We have previously discussed the use of universal life insurance withdrawals and policy loans to effect a tax-free income at retirement. The universal life insurance policy in the group carve-out plan may be used in precisely the same manner to create a supplemental retirement income.  This income may be received entirely free of income taxes due to the FIFO nature of life insurance policy withdrawals and the ability to change to policy loans when the policyowner's cost basis is reached.  

Plan Tax Considerations

The attractiveness of group carve-out plans is generally enhanced by its tax treatment, which involves:

Premium deductibility
Executive recognition of employer universal life premiums, and
Tax-deferral of universal life cash values

Employer Premiums Deductible

Premiums paid by the employer in a group carve-out plan include both the group term life insurance premium and the universal life insurance policy premium.  Both are income tax deductible to the employer: the first as an employee benefit, and the second as executive compensation.  

Executive Taxed on Universal Life Premium

Since the employer receives an income tax deduction as compensation for its universal life insurance policy premium payments, that amount is taxable to the executive.  Despite that executive taxability, however, the executive's bonused income resulting from the premium payment may be less than the imputed income under Table I.  (Remember, the Table I cost would apply if the coverage had been provided as group term life insurance.)  

Employee Cash Values Tax-Deferred

The universal life insurance policy's taxation is the same as that afforded any personally purchased life insurance policy.  Specifically, the growth on cash value is tax-deferred, and policy withdrawals are subject to FIFO tax treatment.

For an employee in a high tax bracket, the combination of these tax benefits may make a substantial difference in the amount of after-tax income received.  Consider the accumulation benefits of simple tax-deferral shown in the table below.  If an investor in a 33 percent tax bracket placed $5,000 each year into a tax-deferred account and $5,000 in a currently-taxable account simultaneously, the results would be substantial as the years wore on.

By the end of 10 years, the investor would have $9,024 more in the tax-deferred account.  Only five years later, the difference would have grown an additional $15,000 and would stand at $24,087.  It is not until 20 years and later that we see the very large differences: $51,806 after 20 years, $175,548 after 30 years, and almost a half-million dollars difference after 40 years.  

It could certainly be argued, however, that the funds in the tax-deferred account would need to be exposed to taxation before the investor could use them.  While conceding that point, the difference may still be substantial.  If the investor withdrew all of his or her funds from the tax-deferred account at the end of 20 years -- not normally the most tax-wise approach -- he or she would still be more than $12,000 ahead in the tax-deferred investment.

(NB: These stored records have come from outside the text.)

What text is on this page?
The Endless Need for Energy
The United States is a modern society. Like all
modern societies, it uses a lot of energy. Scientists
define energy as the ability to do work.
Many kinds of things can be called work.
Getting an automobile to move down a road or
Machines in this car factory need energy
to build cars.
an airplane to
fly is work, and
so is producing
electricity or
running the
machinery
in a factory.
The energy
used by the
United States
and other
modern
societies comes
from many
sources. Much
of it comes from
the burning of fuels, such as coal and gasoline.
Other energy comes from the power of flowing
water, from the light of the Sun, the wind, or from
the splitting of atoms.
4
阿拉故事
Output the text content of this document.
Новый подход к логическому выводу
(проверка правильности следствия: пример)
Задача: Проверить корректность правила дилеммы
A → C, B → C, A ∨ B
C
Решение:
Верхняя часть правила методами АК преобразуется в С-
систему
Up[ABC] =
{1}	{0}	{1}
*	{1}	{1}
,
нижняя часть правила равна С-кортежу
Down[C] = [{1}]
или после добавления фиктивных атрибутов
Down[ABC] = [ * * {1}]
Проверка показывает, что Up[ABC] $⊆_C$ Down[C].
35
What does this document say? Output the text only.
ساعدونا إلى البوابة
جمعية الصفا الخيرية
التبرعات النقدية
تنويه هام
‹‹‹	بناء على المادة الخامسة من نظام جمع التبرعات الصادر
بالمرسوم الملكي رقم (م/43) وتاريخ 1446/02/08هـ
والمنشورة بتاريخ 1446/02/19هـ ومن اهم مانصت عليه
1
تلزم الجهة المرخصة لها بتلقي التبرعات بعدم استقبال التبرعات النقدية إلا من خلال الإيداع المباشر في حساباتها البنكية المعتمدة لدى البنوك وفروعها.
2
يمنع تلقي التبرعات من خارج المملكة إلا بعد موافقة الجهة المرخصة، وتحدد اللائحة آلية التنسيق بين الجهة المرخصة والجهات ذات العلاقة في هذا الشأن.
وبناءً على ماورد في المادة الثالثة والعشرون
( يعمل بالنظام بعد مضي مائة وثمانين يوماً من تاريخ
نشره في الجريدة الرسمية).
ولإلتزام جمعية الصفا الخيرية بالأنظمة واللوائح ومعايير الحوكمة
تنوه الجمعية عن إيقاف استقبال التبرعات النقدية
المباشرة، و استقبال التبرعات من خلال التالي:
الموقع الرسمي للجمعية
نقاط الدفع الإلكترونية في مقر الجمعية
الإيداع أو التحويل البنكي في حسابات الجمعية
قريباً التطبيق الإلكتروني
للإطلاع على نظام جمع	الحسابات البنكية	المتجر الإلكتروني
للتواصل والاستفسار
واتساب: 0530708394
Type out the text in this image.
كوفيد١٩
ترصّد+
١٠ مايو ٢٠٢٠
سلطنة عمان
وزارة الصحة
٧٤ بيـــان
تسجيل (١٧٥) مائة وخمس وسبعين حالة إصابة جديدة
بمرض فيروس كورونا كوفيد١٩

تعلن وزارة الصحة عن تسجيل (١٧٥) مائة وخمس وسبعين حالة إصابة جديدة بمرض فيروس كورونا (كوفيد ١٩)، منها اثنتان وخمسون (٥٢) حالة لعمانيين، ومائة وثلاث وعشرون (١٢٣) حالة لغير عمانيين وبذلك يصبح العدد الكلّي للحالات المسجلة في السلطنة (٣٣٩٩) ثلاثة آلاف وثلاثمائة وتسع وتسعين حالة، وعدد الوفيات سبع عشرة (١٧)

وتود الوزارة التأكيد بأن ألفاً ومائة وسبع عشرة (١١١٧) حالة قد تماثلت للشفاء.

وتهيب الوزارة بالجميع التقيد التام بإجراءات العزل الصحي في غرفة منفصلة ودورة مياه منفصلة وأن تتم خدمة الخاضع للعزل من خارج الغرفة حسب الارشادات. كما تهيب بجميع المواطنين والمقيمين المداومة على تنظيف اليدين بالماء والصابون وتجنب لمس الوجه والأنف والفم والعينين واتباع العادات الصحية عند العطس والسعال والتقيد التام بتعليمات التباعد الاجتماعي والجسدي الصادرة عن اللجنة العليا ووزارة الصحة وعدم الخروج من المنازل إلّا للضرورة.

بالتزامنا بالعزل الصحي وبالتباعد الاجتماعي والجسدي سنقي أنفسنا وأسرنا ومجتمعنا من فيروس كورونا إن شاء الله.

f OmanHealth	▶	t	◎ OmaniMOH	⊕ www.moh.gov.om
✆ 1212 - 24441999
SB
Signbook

When we factor into the equation that the executive can access the tax-deferred universal life insurance cash values on a tax-free basis through withdrawals to basis followed by policy loans, the difference in results is even greater.

Benefits of Tax Deferral --  $5,000 Annually; 33% Tax Bracket
 End Of Year
 Tax-Deferred Accumulation at 7%
 Currently Taxable Accumulation at 7%
 $       5,350
 $     5,235
$ 115


Group carve-out plans enable an employer to overcome the substantial group term life insurance limitations that result from the various requirements that it must meet.  For the employer, the benefits of a group carve out plan include an avoidance of discrimination concerns, the providing of additional benefits without an increase in cost, the ability to choose which executives may participate and a current income tax deduction. By using a group carve-out plan, the executive's coverage provides post-retirement death benefits, tax-deferral of earnings on voluntary contributions, portability and supplemental retirement income.  

These plans provide substantial advantages to both employers and executives without any significant disadvantages.